In a move Tuesday that may or may not be the final word on the subject, Hinds County Chancery Court Judge Patricia Wise, a Democrat, set a Jan. 14 trial date because the Mississippi Legislature failed to adopt a new congressional redistricting plan. The Legislature has been roundly criticized for this failure, but now the matter has taken a dangerous turn.
Wise is one of the most liberal judges in Mississippi and is not likely to seriously entertain the arguments of conservatives that new congressional district boundaries should be fair or reflect areas of common interests.
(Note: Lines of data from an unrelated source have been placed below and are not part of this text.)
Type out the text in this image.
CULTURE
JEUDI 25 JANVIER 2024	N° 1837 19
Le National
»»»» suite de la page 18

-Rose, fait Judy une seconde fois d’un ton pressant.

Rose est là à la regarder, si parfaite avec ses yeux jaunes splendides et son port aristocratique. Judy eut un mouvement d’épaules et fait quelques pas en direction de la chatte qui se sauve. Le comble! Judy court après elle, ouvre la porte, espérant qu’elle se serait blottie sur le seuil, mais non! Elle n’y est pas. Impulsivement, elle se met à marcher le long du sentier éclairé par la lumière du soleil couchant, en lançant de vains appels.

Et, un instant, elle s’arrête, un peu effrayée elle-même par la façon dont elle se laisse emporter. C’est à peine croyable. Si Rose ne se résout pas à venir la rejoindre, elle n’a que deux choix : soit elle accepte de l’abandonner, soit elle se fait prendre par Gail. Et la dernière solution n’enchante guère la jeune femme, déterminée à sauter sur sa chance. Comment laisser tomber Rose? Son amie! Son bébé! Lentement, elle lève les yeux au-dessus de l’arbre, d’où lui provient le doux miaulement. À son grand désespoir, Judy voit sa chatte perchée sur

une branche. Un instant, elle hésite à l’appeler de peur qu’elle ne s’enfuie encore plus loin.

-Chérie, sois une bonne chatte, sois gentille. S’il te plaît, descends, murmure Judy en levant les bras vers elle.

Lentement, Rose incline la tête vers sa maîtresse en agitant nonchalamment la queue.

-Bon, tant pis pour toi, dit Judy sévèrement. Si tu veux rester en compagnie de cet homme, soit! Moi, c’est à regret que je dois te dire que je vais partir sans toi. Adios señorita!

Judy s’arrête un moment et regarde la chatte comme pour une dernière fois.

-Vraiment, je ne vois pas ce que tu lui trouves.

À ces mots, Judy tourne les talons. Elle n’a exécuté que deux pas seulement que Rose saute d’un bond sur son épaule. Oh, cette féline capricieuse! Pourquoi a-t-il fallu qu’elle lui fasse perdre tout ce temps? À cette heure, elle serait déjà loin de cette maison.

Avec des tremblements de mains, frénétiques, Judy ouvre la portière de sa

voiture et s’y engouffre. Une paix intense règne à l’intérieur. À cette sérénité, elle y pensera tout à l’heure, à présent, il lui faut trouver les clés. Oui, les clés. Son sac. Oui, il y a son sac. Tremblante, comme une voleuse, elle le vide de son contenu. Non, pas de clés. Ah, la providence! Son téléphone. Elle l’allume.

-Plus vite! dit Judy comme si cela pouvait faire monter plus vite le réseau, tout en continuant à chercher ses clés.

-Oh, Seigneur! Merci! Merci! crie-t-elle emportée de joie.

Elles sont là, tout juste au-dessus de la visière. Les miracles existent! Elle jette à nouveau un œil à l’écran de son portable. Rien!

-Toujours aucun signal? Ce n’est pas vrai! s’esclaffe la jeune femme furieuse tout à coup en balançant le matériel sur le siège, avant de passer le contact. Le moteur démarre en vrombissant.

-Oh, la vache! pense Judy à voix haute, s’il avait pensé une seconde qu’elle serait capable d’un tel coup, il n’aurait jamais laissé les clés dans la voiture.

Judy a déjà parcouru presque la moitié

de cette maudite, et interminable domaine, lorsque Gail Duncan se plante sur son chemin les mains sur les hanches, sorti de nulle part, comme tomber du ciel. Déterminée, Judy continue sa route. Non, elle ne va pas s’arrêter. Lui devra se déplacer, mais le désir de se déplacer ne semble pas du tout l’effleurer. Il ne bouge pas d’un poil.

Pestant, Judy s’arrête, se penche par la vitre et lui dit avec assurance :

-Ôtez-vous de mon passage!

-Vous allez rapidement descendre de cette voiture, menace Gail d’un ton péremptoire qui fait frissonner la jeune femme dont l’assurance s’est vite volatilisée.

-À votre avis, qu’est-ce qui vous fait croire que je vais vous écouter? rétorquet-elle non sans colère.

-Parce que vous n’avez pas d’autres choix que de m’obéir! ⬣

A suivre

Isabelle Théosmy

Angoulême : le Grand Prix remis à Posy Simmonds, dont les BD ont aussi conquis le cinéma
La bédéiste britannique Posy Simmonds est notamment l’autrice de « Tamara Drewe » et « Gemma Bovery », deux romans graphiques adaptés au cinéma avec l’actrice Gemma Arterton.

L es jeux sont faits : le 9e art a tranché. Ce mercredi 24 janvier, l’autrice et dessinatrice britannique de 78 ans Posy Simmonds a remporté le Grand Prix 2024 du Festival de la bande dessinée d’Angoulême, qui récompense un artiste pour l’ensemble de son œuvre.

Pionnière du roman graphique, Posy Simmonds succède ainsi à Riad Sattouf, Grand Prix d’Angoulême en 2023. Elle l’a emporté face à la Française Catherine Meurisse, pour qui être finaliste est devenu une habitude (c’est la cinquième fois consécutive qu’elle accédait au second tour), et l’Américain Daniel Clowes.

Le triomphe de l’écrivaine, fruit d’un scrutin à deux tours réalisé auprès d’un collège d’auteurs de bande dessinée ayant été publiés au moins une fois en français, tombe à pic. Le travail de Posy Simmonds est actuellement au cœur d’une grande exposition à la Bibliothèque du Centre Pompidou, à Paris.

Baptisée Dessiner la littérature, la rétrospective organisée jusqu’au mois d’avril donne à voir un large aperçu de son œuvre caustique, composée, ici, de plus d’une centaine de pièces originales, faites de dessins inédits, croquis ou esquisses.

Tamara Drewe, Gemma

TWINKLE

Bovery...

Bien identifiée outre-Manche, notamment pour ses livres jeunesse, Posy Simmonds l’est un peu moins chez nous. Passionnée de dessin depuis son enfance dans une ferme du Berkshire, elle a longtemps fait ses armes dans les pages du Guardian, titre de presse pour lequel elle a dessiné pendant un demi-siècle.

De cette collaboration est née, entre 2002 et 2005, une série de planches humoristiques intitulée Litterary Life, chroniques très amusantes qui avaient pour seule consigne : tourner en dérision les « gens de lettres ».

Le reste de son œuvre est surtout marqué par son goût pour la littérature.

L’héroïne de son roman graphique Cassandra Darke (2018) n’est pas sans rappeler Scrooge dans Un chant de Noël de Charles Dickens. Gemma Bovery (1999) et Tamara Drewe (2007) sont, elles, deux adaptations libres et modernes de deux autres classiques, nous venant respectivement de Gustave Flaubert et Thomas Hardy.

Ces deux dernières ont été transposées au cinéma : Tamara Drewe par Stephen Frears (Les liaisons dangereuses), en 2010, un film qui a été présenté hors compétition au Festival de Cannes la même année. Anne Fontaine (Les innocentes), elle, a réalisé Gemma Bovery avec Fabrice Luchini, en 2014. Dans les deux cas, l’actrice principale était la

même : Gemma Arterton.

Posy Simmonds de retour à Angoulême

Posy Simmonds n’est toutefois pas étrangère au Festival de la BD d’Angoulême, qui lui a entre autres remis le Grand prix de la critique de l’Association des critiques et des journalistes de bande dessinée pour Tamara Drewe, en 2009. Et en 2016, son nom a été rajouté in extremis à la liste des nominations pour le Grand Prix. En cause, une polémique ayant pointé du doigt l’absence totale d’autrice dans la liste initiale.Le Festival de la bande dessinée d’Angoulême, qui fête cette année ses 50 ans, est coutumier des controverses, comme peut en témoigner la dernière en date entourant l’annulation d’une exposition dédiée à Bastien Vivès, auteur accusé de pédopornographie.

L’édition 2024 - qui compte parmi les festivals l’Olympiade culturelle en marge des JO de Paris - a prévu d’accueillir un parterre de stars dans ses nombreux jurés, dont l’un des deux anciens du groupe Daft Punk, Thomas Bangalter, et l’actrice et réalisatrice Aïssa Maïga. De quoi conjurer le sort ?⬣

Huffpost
As Mississippi copes with the very real cost of stagnant population growth by losing a seat in the U.S. House, it makes no sense for a single county judge to write a plan that covers the whole state. If the Legislature is incapable of doing its duty, then as we have previously argued  a competent federal court should step in.
Such a federal case filed by Meridian Mayor John Robert Smith and other Republican activists is pending in U.S. District Court in Jackson. Three federal judges heard arguments on motions in that case last week and didn't immediately rule on whether the federal court will take jurisdiction. The federal judges could defer to the chancery court or give lawmakers more time to act. Or, they could write the plan themselves.
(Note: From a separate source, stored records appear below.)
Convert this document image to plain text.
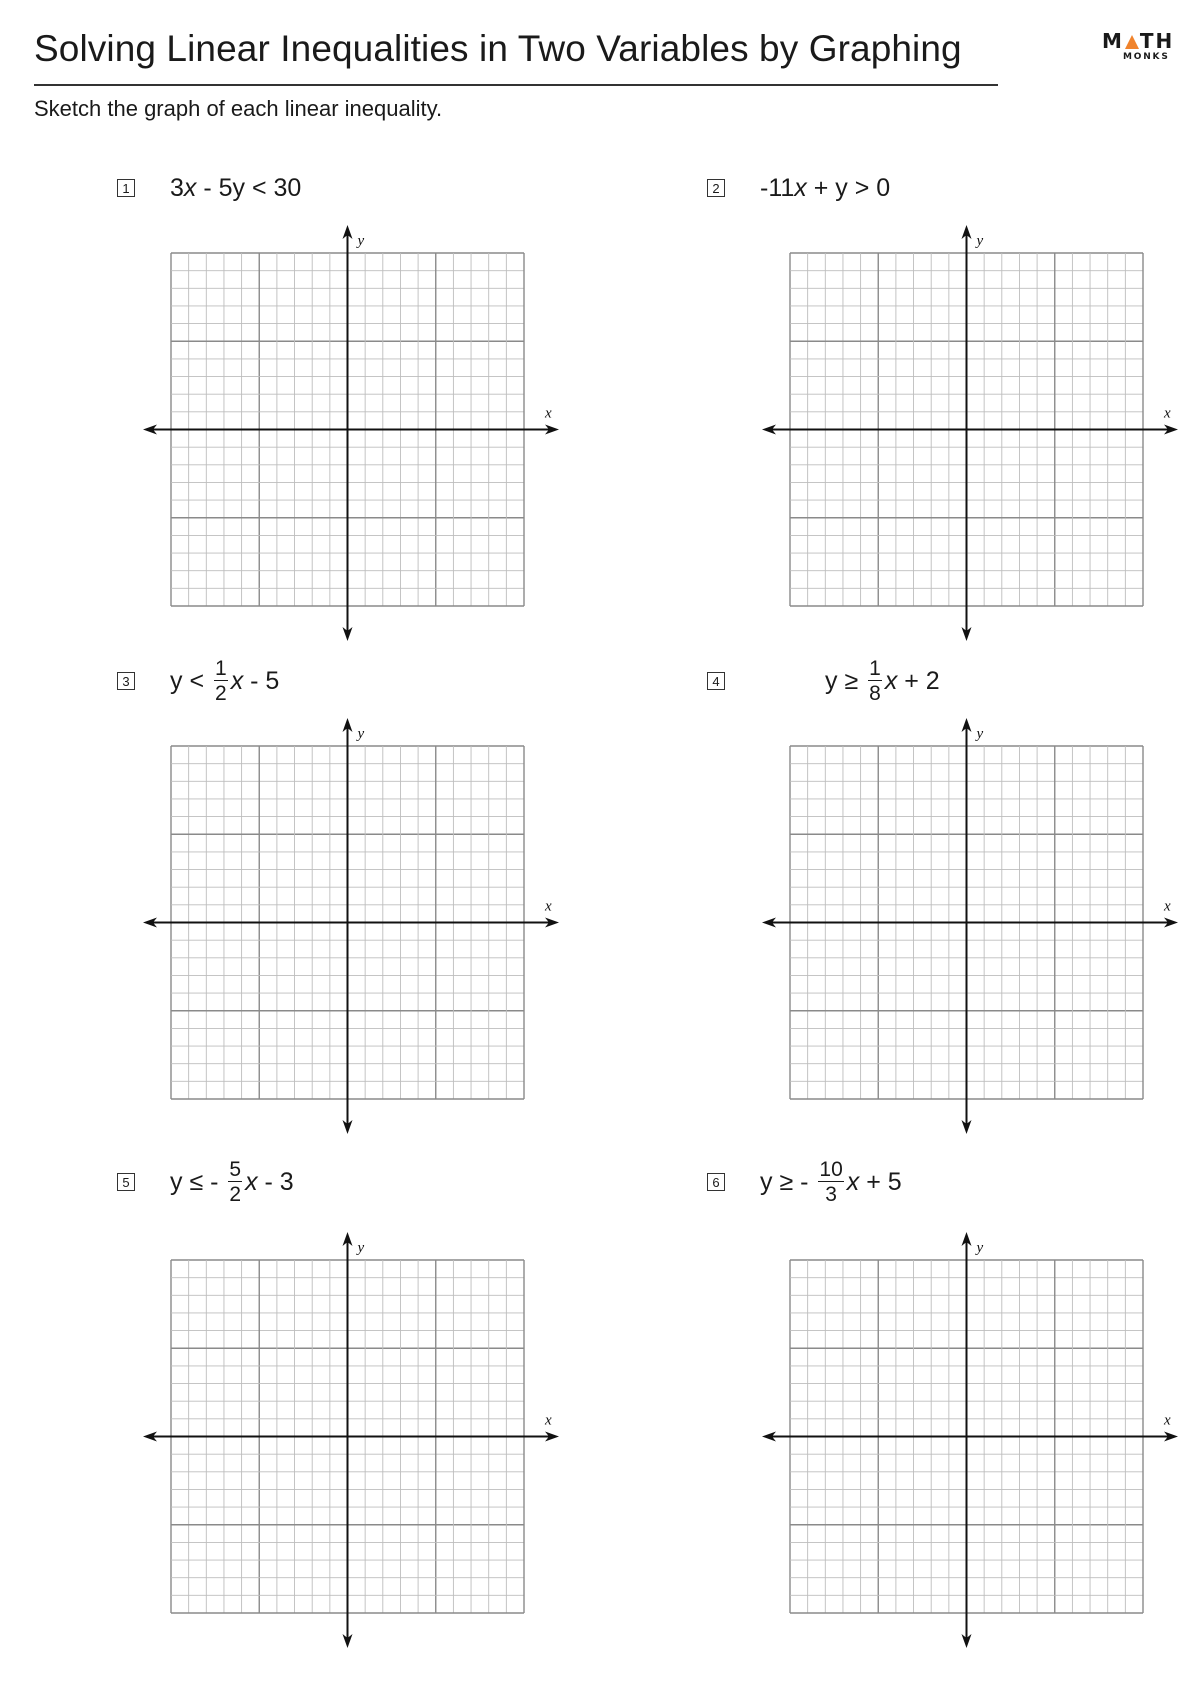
Solving Linear Inequalities in Two Variables by Graphing
Sketch the graph of each linear inequality.
M TH
MONKS
1 3 x - 5y < 30
x
y
2 -11 x + y > 0
x
y
3 $y < \frac{1}{2}$ x - 5
x
y
4	$y \ge \frac{1}{8}$ x + 2
x
y
5 y ≤ - $\frac{5}{2}$ x - 3
x
y
6 y ≥ - $\frac{10}{3}$ x + 5
x
y
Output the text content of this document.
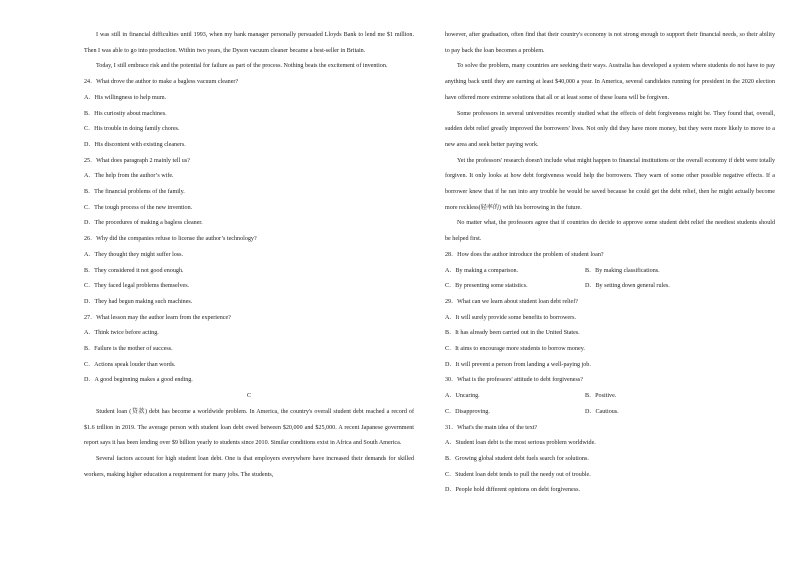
I was still in financial difficulties until 1993, when my bank manager personally persuaded Lloyds Bank to lend me $1 million. Then I was able to go into production. Within two years, the Dyson vacuum cleaner became a best-seller in Britain.

Today, I still embrace risk and the potential for failure as part of the process. Nothing beats the excitement of invention.

24．What drove the author to make a bagless vacuum cleaner?

A．His willingness to help mum.

B．His curiosity about machines.

C．His trouble in doing family chores.

D．His discontent with existing cleaners.

25．What does paragraph 2 mainly tell us?

A．The help from the author’s wife.

B．The financial problems of the family.

C．The tough process of the new invention.

D．The procedures of making a bagless cleaner.

26．Why did the companies refuse to license the author’s technology?

A．They thought they might suffer loss.

B．They considered it not good enough.

C．They faced legal problems themselves.

D．They had begun making such machines.

27．What lesson may the author learn from the experience?

A．Think twice before acting.

B．Failure is the mother of success.

C．Actions speak louder than words.

D．A good beginning makes a good ending.

C

Student loan (贷款) debt has become a worldwide problem. In America, the country's overall student debt reached a record of $1.6 trillion in 2019. The average person with student loan debt owed between $20,000 and $25,000. A recent Japanese government report says it has been lending over $9 billion yearly to students since 2010. Similar conditions exist in Africa and South America.

Several factors account for high student loan debt. One is that employers everywhere have increased their demands for skilled workers, making higher education a requirement for many jobs. The students,

however, after graduation, often find that their country's economy is not strong enough to support their financial needs, so their ability to pay back the loan becomes a problem.

To solve the problem, many countries are seeking their ways. Australia has developed a system where students do not have to pay anything back until they are earning at least $40,000 a year. In America, several candidates running for president in the 2020 election have offered more extreme solutions that all or at least some of these loans will be forgiven.

Some professors in several universities recently studied what the effects of debt forgiveness might be. They found that, overall, sudden debt relief greatly improved the borrowers' lives. Not only did they have more money, but they were more likely to move to a new area and seek better paying work.

Yet the professors' research doesn't include what might happen to financial institutions or the overall economy if debt were totally forgiven. It only looks at how debt forgiveness would help the borrowers. They warn of some other possible negative effects. If a borrower knew that if he ran into any trouble he would be saved because he could get the debt relief, then he might actually become more reckless(轻率的) with his borrowing in the future.

No matter what, the professors agree that if countries do decide to approve some student debt relief the neediest students should be helped first.

28．How does the author introduce the problem of student loan?

A．By making a comparison.	B．By making classifications.
C．By presenting some statistics.	D．By setting down general rules.

29．What can we learn about student loan debt relief?

A．It will surely provide some benefits to borrowers.

B．It has already been carried out in the United States.

C．It aims to encourage more students to borrow money.

D．It will prevent a person from landing a well-paying job.

30．What is the professors' attitude to debt forgiveness?

A．Uncaring.	B．Positive.
C．Disapproving.	D．Cautious.

31．What's the main idea of the text?

A．Student loan debt is the most serious problem worldwide.

B．Growing global student debt fuels search for solutions.

C．Student loan debt tends to pull the needy out of trouble.

D．People hold different opinions on debt forgiveness.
Problem is, time is getting tight  2002 congressional candidates face a March 1 qualifying deadline. The U.S. Justice Department must approve Mississippi's new districts to ensure fairness to minorities, and that could take up to two months.
Gov. Ronnie Musgrove has said he'll call legislators back into special session only if they have a map in hand and ready for a vote. The regular session begins Jan. 8.
If the grand scheme by Democrat leadership in the state House is to have redistricting decided by the Hinds County Chancery Court, then shame on them. If the Legislature is incapable to reaching a decision, then Wise should turn the matter over to the federal courts.